The Labour coalition government, with the help of Winston Peters, got a plan off the ground to replace the sea horses, doing a deal with the South Koreans to have two built at around $700 million.
It seems like anything that New Zealand touches, there’s always a cost blowout and that got underway - full steam ahead - when Labour was elected in its own right in 2020 and spent like drunken sailors.
The ferry cost blew out to more than three billion bucks, it seems because no one had taken into account that the new, bigger ferries capable of taking trains couldn’t dock on either side of Cook Strait. That’s because the infrastructure for the bigger ferries was inadequate.
So the contract with the South Koreans, who had started building the ships, was scuttled and for the past year we’ve been waiting to hear the coalition Government’s grand plan to keep the country connected.
The parties making up this Government frequently attacked Labour for continually making announcements about announcements.
Well that’s exactly what the Government did with the new phantom ferries yesterday.
They’re forming a new state-owned company in the new year to replace the ageing fleet with a couple of new boats which will be more in the league of Toyota Corollas to the last Government’s “Ferraris”, if you listen to the minister who cancelled the last contract, Nicola Willis.
How anyone can say that when the new, yet-to-be-formed company in charge of securing the new fleet, presumably can’t have started negotiating yet. And there could be an issue with our credit rating given the way we broke the last contract, meaning we may now be up for the cost of a Lexus.
At least the new company will be able to devote all its time to getting new ferries on the Strait and leave KiwiRail the space to look after the old dungers plying the sea at the moment.
Christopher Luxon was left to defend the indefensible in Parliament to the glee of Labour who created the mess in the first place.
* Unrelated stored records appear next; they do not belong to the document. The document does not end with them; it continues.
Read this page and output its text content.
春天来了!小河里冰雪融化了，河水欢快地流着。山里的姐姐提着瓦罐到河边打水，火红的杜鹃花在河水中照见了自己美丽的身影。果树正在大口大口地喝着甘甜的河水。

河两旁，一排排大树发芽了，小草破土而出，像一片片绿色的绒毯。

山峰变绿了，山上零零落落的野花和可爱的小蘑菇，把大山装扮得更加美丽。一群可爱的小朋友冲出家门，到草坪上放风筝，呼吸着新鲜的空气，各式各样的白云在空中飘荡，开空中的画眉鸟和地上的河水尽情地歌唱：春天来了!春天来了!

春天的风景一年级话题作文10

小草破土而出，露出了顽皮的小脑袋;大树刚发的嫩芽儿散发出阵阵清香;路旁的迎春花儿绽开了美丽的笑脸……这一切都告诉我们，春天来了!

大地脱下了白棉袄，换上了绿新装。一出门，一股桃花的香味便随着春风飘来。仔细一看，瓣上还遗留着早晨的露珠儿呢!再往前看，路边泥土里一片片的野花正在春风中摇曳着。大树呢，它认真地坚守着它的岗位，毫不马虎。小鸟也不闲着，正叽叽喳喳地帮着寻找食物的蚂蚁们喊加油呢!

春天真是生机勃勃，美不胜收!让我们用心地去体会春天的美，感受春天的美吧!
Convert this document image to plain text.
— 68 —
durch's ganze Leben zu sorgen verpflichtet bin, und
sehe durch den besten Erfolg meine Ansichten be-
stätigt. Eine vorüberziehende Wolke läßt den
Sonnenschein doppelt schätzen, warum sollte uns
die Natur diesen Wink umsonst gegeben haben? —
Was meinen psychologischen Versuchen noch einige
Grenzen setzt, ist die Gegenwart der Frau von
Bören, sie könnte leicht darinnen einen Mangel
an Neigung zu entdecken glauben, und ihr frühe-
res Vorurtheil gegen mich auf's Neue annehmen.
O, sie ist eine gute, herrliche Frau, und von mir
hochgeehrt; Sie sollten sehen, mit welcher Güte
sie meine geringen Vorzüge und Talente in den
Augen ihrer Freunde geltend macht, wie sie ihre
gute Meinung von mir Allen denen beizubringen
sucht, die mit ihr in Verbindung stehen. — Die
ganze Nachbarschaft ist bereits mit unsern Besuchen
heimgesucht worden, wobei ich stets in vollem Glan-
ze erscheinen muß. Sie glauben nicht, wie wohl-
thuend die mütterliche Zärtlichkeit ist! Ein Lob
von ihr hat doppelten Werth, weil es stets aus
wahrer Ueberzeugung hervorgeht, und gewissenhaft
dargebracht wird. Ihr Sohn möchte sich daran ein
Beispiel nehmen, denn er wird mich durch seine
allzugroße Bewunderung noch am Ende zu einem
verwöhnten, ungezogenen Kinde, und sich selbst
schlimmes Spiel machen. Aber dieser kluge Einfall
Luxon laid it on with the trowel, declaring he was “very proud to be announcing an incredibly fantastic and credible plan to have a resilient and reliable crossing on the Cook Strait.”
What the plan is though we will just have to wait and see.
But no worries - at the helm will be the old fire stoker himself Winston Peters, the first Minister of Rail in almost 30 years since his old flatmate Philip Burdon relinquished the job when he retired in 1996.
Peters has had a long association with the ferries, with claims from him in the past that they’ve scraped their bum on the seabed, one of their propellors connected with a wharf and of course that they’d recently gone for a cup of coffee when the autopilot glided the ferry to a soft landing on a beach.
The New Zealand First leader has in the past insisted the new ferries should be capable of carrying trains. The Ferraris were capable of doing that, but it’s doubtful the Corollas would have enough grunt.
In the end it will all come down to quality and cost. Peters has declared this is not his first rodeo and it seems we’re being taken along for the ride. We have no choice.